Elonis, now 31, made the posts on his public Facebook page in 2010, after his wife left him and took their two children with her, and after he lost his job at an amusement park in Allentown, Pa. He served more than three years in prison.

Religious rights

Also Monday, the Supreme Court bolstered the religious rights of workers, siding with a Muslim woman who was denied a job at Abercrombie & Fitch Co. because she wore a headscarf.

The majority said businesses can be sued for bias even if they didn't know for sure that an applicant had religious reasons for wearing particular clothes or needing time off. Federal law requires employers to accommodate religious needs when feasible.

"An employer may not make an applicant's religious practice, confirmed or otherwise, a factor in employment decisions," Justice Antonin Scalia wrote for himself and six other justices.

Thomas dissented on the central question and said he would have thrown out the suit. Alito said he agreed that the woman's case could move forward but disagreed with Scalia's reasoning.

The 8-1 ruling will require businesses to take more initiative to avoid discriminating against prospective employees whose religious practices conflict with a workplace rule.

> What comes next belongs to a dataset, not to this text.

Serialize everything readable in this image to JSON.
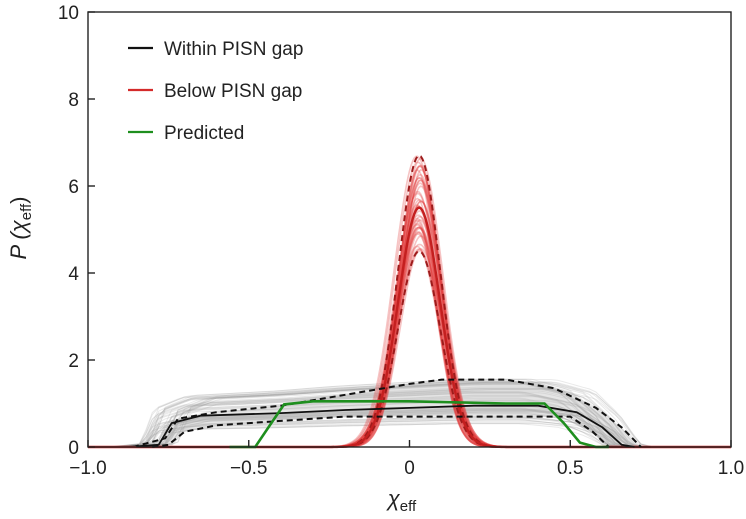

Abercrombie refused to hire Samantha Elauf for a job at a Tulsa store in 2008, in part because the scarf she wore to her interview didn't comply with the company's dress code.

A federal appeals court said that wasn't religious discrimination because Elauf didn't explicitly tell an Abercrombie interviewer that she was wearing the scarf for religious reasons.

The high court's Monday ruling sent the case back to a lower court without specifying what the next steps will be. A jury awarded $20,000, and the U.S. Equal Employment Opportunity Commission, which is suing Abercrombie on Elauf's behalf, will have a chance to seek reinstatement of that award.

Illegal aliens' bail

A divided high court refused to revive an Arizona law that denied bail to illegal aliens who were charged with any of hundreds of felony offenses.

The justices left intact a federal appeals court decision that said the law, approved by Arizona's voters in 2006, was so sweeping that it violated the Constitution.

Three justices -- Thomas, Scalia and Alito -- voted to hear the case, falling one vote short of the required number.

"The court's refusal to hear the case shows insufficient respect to the state of Arizona, its voters and its constitution," Thomas wrote for himself and Scalia.

The law was being defended by Maricopa County and its sheriff, Joseph Arpaio, whose aggressive approach toward illegal immigration has made him a flashpoint for the debate.

The county's appeal pointed to a 1987 Supreme Court decision upholding a federal law that allows the pretrial detention of people charged with serious felonies.

The appeals court faulted the measure because it applied to offenses as minor as altering a lottery ticket and didn't give inmates a chance to show they weren't a flight risk.